First and foremost, no matter which platform you’re using, WordPress, Drupal, Joomla, etc — any site can be hacked!
In our earlier posts, we discussed the signs that a WordPress site is hacked. Now we will tackle how to fix a website that has been compromised.
We all know, WordPress is the most popular platform. Because of sheer volume and the number of WordPress websites online, it’s the most hacked CMS on the web. That’s one of many reasons why it’s so important to learn to keep your site secure.
But even if you have basic security implemented on your website, people with malicious intent can still find access points through numerous tricks and loopholes in your website’s code.
When your WordPress site is hacked, you can lose your search engine rankings, expose your readers to viruses, have your reputation tarnished due to redirects to porn or other bad neighborhood websites, and worst lose your entire site data.
If your website is a business, then security should be one of your top priorities.
The steps you need to take will depend on the way in which your site has been hacked, and you may not need to work through all of these. The steps we’ll go through are:
- Stay Calm, Don’t Panic
How do you clean a hacked WordPress site? Well, the first step is to take a deep breath. Having WordPress hacked isn’t the end of the world and all is not lost. Being stressed or angry will do you no good and it takes your concentration away from recovering your website. 2. Put Your Site in Maintenance Mode
- Put Your Site in Maintenance Mode
You don’t want visitors finding your site in its compromised state and you also don’t want them seeing what your site will look like while you’re fixing it.
So put it into maintenance mode, if you can.
A plugin like Coming Soon Page & Maintenance Mode will let you put your site into maintenance mode, making it look as if it’s undergoing scheduled maintenance rather than being fixed after a hack.
- Locate The Hack
Go through this quick list of questions.

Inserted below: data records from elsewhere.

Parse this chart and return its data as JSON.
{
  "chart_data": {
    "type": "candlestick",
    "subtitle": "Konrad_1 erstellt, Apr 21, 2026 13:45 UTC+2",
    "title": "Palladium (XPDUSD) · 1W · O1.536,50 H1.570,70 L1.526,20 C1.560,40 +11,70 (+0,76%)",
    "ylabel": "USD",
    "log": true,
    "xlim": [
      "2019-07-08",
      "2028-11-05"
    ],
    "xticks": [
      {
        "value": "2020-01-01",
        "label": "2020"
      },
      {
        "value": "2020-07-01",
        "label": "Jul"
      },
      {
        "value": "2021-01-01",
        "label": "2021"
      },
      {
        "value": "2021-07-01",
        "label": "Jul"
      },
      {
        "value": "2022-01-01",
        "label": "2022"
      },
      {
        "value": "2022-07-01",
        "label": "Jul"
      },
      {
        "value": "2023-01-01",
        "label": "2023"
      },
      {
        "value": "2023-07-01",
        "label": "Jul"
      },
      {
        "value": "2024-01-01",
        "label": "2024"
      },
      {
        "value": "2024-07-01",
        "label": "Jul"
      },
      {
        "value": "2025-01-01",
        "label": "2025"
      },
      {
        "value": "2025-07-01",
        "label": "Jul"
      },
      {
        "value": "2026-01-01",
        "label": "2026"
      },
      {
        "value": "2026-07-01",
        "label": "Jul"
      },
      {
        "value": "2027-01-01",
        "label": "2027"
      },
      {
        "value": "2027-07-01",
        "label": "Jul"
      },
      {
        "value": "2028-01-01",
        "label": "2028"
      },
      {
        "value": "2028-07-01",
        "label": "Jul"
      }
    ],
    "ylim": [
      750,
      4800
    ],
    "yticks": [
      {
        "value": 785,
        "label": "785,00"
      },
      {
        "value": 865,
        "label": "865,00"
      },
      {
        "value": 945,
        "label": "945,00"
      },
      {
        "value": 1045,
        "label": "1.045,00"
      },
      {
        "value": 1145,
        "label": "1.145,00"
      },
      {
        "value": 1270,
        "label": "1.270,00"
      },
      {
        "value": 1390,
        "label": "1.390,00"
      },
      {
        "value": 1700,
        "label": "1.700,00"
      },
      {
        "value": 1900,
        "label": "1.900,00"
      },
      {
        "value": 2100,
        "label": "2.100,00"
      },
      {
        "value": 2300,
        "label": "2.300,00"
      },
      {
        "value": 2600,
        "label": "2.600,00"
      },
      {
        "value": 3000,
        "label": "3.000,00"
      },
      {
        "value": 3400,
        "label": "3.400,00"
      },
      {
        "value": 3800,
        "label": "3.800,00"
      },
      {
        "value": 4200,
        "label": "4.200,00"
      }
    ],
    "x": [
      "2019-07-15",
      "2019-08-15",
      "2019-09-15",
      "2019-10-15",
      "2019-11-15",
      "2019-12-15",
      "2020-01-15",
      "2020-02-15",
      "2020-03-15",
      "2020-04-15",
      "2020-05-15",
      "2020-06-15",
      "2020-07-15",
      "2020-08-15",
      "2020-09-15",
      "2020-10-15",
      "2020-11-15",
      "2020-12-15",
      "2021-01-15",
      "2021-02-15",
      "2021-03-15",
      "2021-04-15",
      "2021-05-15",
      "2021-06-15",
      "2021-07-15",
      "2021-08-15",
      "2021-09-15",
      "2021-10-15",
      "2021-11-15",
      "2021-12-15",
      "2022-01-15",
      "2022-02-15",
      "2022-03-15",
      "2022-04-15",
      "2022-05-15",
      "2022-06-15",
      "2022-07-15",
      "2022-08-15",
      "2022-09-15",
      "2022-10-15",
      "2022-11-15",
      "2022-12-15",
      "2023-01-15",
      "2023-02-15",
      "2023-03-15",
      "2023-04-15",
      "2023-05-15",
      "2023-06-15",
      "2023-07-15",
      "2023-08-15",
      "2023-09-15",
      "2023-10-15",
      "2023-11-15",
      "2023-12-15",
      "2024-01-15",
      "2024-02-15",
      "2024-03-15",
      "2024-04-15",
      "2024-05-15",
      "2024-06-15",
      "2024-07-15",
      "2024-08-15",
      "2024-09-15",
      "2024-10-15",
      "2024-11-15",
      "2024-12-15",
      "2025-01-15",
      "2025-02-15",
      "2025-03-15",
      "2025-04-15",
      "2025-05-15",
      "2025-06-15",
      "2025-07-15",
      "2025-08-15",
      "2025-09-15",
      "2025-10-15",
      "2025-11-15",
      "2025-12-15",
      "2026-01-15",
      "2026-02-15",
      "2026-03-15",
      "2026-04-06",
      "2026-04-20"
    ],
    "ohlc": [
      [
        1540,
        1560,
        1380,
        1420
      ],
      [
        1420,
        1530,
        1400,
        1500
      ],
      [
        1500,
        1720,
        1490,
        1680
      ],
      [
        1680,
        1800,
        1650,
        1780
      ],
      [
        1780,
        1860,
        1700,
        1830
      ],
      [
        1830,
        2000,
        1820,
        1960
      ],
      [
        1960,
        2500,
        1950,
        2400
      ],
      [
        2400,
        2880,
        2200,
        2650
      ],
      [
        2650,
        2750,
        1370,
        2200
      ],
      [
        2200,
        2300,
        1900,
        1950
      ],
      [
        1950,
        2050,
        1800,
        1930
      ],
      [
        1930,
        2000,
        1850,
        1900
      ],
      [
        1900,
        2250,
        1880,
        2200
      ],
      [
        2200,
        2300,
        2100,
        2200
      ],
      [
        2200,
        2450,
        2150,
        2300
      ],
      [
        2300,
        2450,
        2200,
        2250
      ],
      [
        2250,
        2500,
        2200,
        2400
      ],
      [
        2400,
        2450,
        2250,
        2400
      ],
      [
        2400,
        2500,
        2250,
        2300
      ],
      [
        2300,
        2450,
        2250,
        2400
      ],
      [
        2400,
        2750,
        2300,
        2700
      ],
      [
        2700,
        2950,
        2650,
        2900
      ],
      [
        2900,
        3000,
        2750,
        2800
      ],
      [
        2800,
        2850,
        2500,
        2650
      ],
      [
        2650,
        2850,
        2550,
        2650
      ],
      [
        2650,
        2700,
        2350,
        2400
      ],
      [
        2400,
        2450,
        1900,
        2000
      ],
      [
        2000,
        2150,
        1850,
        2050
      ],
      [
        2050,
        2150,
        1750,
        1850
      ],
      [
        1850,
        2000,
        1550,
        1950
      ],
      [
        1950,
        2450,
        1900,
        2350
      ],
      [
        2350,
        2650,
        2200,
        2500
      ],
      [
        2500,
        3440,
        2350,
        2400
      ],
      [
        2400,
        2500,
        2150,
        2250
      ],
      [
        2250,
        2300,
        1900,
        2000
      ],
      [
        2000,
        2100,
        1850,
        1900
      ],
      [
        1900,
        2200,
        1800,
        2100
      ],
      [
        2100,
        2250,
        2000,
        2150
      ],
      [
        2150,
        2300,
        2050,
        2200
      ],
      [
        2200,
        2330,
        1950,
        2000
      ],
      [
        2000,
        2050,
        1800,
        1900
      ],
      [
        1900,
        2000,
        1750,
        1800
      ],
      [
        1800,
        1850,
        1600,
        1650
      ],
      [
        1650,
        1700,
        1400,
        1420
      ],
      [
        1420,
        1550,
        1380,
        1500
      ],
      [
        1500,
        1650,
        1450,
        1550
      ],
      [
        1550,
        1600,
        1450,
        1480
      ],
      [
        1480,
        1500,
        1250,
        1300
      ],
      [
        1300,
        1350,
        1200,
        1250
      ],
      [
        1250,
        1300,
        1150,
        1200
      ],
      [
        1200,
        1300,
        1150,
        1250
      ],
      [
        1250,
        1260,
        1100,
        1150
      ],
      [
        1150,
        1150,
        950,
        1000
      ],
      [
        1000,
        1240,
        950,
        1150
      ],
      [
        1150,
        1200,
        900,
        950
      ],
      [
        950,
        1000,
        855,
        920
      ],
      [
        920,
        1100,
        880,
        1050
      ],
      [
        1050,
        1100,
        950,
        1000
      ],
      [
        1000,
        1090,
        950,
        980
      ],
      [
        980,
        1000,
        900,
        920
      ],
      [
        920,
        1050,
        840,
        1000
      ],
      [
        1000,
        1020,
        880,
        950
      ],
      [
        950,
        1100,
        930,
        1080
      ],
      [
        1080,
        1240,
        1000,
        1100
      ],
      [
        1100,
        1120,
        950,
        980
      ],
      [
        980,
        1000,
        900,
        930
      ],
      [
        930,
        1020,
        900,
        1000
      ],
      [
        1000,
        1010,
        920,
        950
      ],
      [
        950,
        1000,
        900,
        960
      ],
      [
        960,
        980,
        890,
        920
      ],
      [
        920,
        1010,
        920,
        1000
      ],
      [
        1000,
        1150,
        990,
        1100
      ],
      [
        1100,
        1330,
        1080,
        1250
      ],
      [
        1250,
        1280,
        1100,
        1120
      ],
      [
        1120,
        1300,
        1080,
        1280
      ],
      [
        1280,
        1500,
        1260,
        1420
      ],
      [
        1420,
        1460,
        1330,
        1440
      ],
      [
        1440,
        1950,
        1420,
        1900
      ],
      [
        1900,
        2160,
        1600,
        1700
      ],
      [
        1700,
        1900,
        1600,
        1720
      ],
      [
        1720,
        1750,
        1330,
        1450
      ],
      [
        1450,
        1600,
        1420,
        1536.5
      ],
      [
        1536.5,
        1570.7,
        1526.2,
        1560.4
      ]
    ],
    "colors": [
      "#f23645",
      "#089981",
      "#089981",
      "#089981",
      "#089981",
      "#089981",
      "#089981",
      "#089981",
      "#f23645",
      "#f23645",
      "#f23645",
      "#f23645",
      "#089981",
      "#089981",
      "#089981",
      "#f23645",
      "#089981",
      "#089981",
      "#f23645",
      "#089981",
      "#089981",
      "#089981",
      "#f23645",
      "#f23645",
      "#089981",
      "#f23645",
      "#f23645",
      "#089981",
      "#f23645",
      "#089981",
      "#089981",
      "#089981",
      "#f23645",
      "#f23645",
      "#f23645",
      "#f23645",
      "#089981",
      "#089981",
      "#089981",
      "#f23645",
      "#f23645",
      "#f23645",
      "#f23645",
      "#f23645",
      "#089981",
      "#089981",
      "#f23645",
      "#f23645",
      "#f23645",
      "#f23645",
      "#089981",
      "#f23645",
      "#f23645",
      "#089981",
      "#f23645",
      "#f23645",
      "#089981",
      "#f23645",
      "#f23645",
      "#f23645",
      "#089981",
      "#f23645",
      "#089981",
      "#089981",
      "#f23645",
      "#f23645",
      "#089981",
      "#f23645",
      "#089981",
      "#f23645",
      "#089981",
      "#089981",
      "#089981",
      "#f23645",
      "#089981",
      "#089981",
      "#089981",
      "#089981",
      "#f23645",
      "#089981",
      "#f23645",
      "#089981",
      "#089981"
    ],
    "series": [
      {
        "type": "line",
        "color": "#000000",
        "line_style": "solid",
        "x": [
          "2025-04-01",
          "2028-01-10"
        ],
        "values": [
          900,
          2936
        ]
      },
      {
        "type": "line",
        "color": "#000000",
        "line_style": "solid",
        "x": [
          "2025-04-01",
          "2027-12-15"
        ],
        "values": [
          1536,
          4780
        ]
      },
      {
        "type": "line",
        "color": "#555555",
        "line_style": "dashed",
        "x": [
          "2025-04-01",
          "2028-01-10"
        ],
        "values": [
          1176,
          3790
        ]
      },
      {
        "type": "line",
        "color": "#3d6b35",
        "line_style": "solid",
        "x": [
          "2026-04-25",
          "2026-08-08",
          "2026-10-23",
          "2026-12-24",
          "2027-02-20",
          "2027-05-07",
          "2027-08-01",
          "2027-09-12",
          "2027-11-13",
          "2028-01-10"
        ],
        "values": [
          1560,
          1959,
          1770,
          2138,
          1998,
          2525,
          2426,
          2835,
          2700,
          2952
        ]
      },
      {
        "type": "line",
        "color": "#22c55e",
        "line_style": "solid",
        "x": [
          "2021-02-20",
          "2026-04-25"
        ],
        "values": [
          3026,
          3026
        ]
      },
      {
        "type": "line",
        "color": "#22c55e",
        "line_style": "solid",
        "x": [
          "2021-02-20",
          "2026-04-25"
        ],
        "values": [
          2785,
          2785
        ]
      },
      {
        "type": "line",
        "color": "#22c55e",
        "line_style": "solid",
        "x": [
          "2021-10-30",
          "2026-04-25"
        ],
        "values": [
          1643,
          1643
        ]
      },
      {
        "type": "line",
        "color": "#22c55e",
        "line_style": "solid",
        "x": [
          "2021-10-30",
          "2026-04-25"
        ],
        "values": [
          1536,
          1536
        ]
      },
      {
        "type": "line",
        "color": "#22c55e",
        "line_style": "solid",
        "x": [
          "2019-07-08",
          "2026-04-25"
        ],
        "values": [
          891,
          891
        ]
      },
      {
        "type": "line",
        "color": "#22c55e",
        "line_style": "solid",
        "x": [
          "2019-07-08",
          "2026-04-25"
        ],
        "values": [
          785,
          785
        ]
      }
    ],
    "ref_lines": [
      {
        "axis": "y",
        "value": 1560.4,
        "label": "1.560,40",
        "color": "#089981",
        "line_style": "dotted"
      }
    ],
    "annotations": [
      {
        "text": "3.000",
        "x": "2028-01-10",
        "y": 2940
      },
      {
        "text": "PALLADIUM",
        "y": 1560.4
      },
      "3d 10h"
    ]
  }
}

Ask yourself:
- Are you able to log in to your WordPress Admin Panel (yourwebsite.com/wp-admin)?
- Is your website redirecting you to some other website?
- Does your WordPress website contain any illegal links?
- Has Google already marked your website as insecure
- Contact Your Hosting Company
Your hosting company should be very helpful in these kinds of situations. The ones with experienced staff have faced these kinds of a problem before, so they should be well-equipped to help. That’s why before doing anything yourself, get in touch with your hosting provider and follow their advice.
- Reset Passwords
Since you don’t know which password was used to gain access to your site, it’s important to change all of them to prevent the hacker from using them again. This isn’t confined to your WordPress password: reset your SFTP password, your database password, and your password with your hosting provider too.
- Restore from Backup
If you have backups for your WordPress site, then it may be best to restore from an earlier point when the site wasn’t hacked. If you can do this, then you’re golden.
However if you have a blog with daily content, then you risk losing blog posts, new comments, etc. In those cases, weigh the pros and cons.
Worst case, if you don’t have a backup, or your website had been hacked for a long time, and you don’t want to lose the content, then you can manually remove the hack.
- Scanning & Removal of Malware
Look at your WordPress site and delete any inactive WordPress themes and plugins. More often than not, this is where hackers hide their backdoor.
Backdoor is referred to a method of bypassing normal authentication and gaining the ability to remotely access the server while remaining undetected. The first work for a smart hacker is to establish a backdoor so that he can regain the access after you locate and remote the first point of entry (usually a vulnerability in an outdated plugin or theme).
Once you have done that, now go ahead and scan your website for the hacks.
One of the best way to avoid hackers accessing your website through outdated plugin or theme files is simply to keep everything up-to-date!
- Check User Permissions
You must check the user permissions of all your WordPress users. Double check that only you and your team members have access to admin accounts and that the permissions of other users haven’t been tampered with.
- Change Passwords and Secret Keys
Be sure to change all the passwords related to your WordPress site. That includes the password to access your WP dashboard, cPanel, MySQL database, FTP and any others that could help someone access your website.
If a password generator is available, be sure to use it to ensure your password is strong, unique and not easy for a hacker to guess.
After taking these steps, the hack has been cleaned and your WordPress website is secure. But that doesn’t mean that they won’t try it again. WordPress security has to be a continuous effort because those with malicious intent will never stop trying to gain access to your site.